LLM 02. Insecure Output Handling (안전하지 않은 출력처리)

Description
Insecure output handling refers to cases where the output generated by an LLM is not properly validated, sanitized, or processed before being passed on to other components or systems.
Since the content generated by an LLM can be influenced by prompt input, this is similar to allowing a user indirect access to additional functionalities.
Insecure output handling concerns how the LLM’s output is managed before it is transferred to other systems, and is distinct from general issues of the LLM’s accuracy or appropriateness.

Common Examples of Vulnerability
If an application instructs an LLM to query a database based on user input, failure to properly review the LLM’s output can lead to attacks such as SQL injection.
When JavaScript or Markdown generated by the LLM is executed in a browser, insufficient output validation can result in XSS (Cross-Site Scripting) attacks.
If the LLM takes user input and executes commands in a system shell, inadequate review of the LLM’s output can lead to remote code execution.

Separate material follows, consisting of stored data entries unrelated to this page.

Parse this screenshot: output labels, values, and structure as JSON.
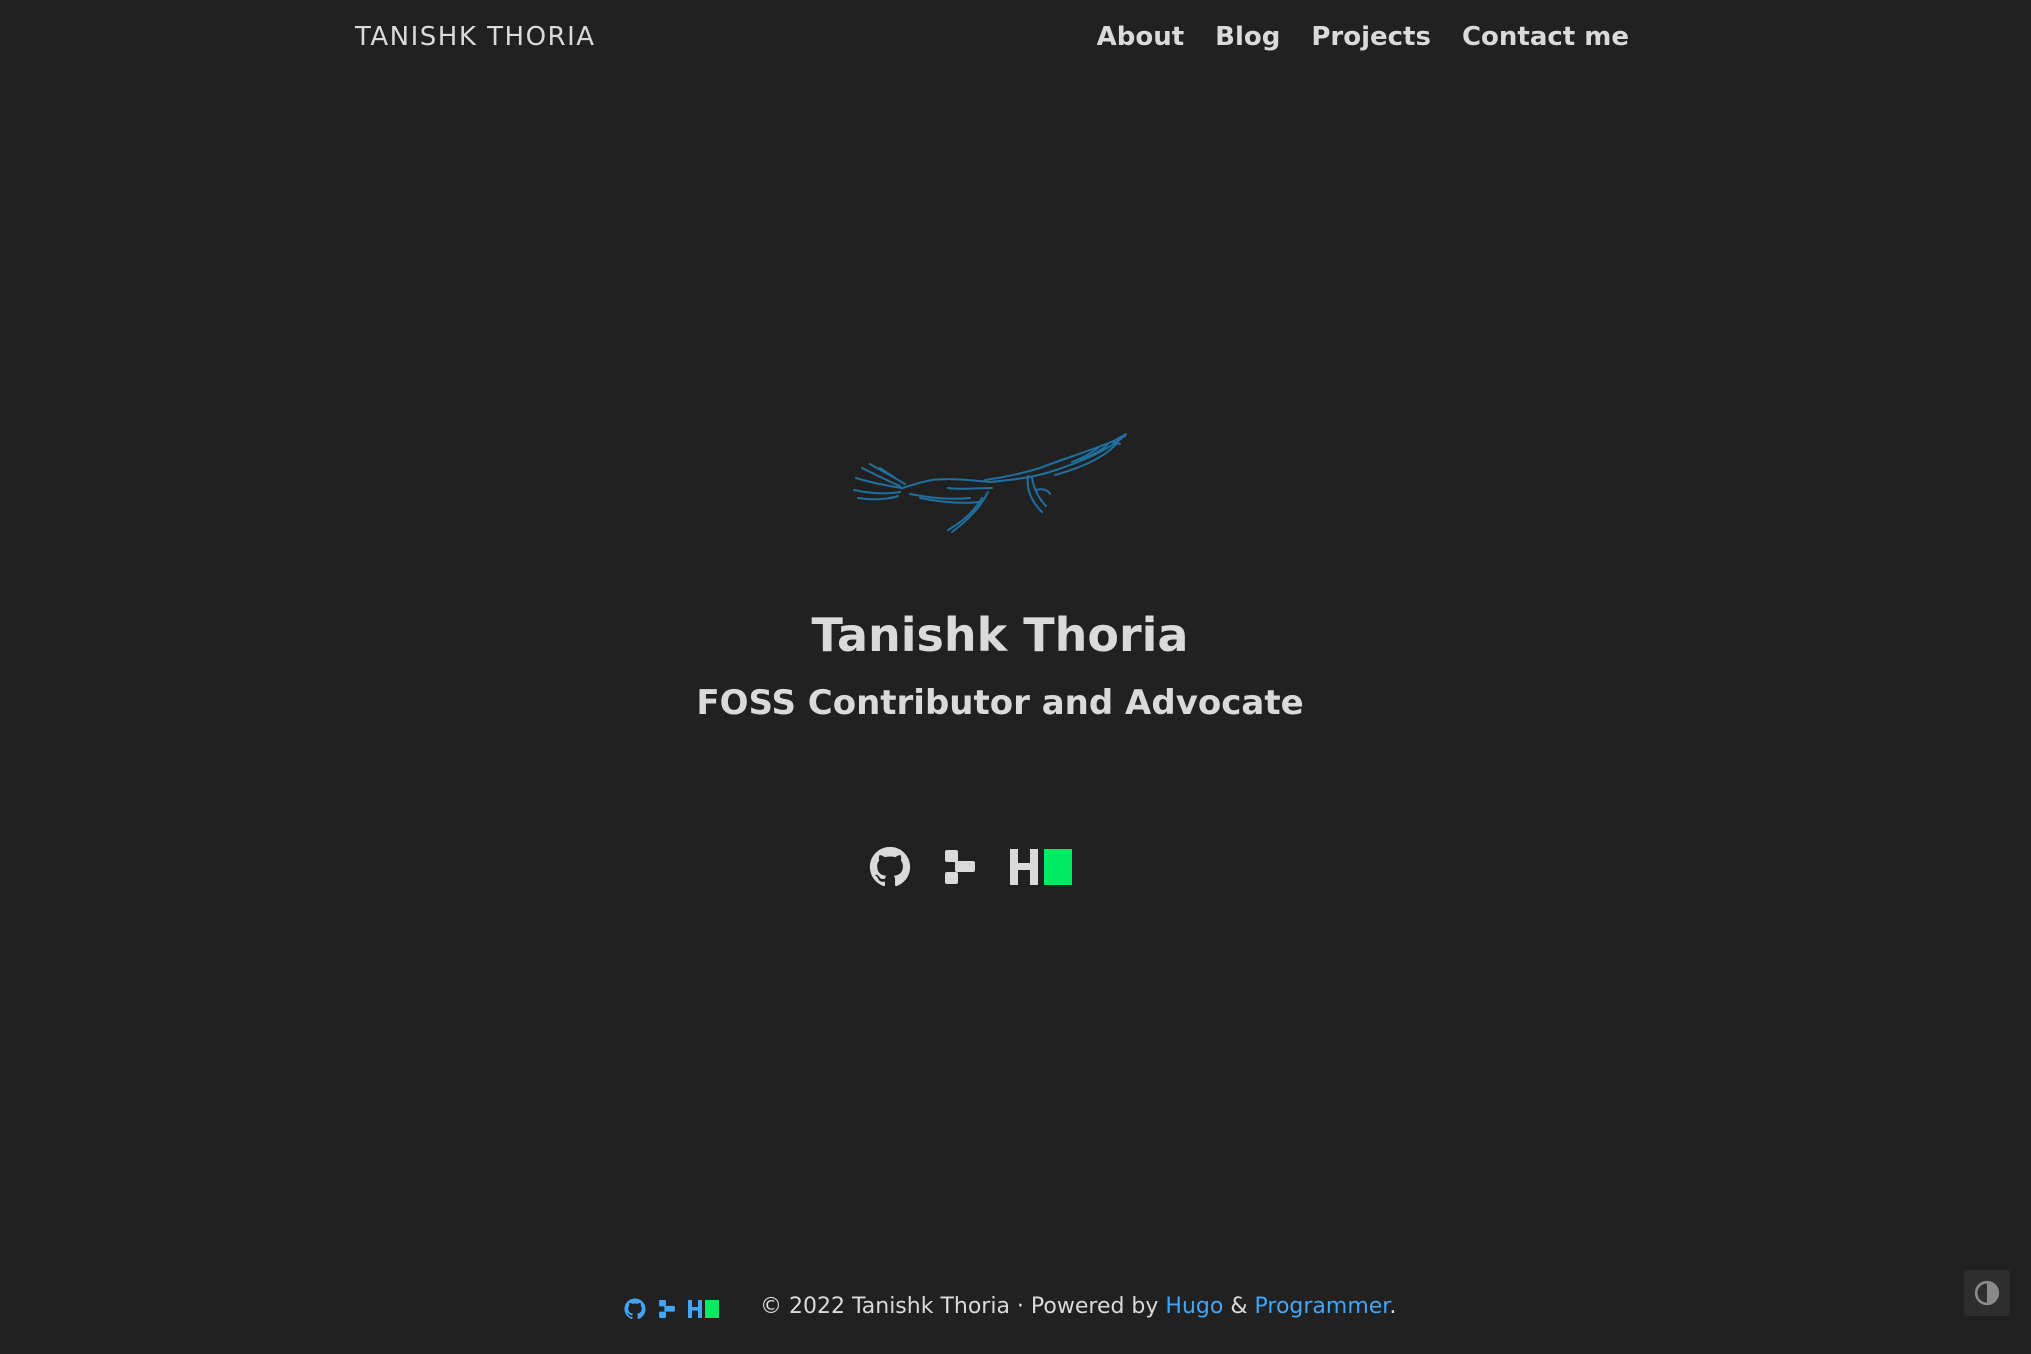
{
  "header": {
    "brand": "TANISHK THORIA",
    "nav": [
      {
        "label": "About"
      },
      {
        "label": "Blog"
      },
      {
        "label": "Projects"
      },
      {
        "label": "Contact me"
      }
    ]
  },
  "hero": {
    "logo_icon": "soaring-bird-logo",
    "title": "Tanishk Thoria",
    "subtitle": "FOSS Contributor and Advocate",
    "social": [
      {
        "icon": "github-icon"
      },
      {
        "icon": "gitlab-icon"
      },
      {
        "icon": "hackerrank-icon"
      }
    ]
  },
  "footer": {
    "social_icons": [
      "github-icon",
      "gitlab-icon",
      "hackerrank-icon"
    ],
    "copyright": "© 2022 Tanishk Thoria · Powered by",
    "hugo": "Hugo",
    "amp": "&",
    "programmer": "Programmer",
    "period": "."
  },
  "theme_toggle_icon": "contrast-icon",
  "colors": {
    "background": "#212121",
    "text": "#dadada",
    "link": "#42a5f5",
    "logo": "#1f6f9f",
    "hackerrank_green": "#00ea64"
  }
}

LLM 03. Training Data Poisoning (학습 데이터 포이즈닝)

Description
Training data is the starting point for all machine learning approaches. For an LLM to achieve high capability (e.g., language and world knowledge), that text must span diverse domains, genres, and languages. LLMs use deep neural networks that generate outputs based on patterns learned from the training data.
Training data poisoning involves manipulating the data used in pre-training, fine-tuning, or embedding processes to introduce vulnerabilities, backdoors, or biases that can undermine the model’s security, effectiveness, or ethical behavior.
Poisoned information can be exposed to users or cause risks such as degraded performance, downstream software abuse, and reputational damage. Even if users do not trust problematic AI outputs, the model’s functionality can be impaired and the brand’s reputation harmed.

Common Examples of Vulnerability
Malicious actors or competitors generate malicious or inaccurate documents targeting the model’s pre-training data, fine-tuning data, or embeddings.
The compromised model learns the false information, which is then reflected in the outputs of generative AI prompts.

LLM 04. Model Denial of Service (모델 서비스 거부)

Description
A denial-of-service (DoS) attack on a model occurs when an attacker interacts with an LLM in a way that consumes excessive resources, leading to degraded service quality for other users or incurring high resource costs.
Additionally, attacks that disrupt or manipulate the LLM’s context window have emerged as a significant security issue. This becomes even more critical as LLMs are increasingly used in various applications, consume large amounts of resources, accept unpredictable user input, and as developers often lack awareness of such vulnerabilities.
In an LLM, the context window represents the maximum length of text the model can process, including both input and output, and its size varies depending on the model’s architecture.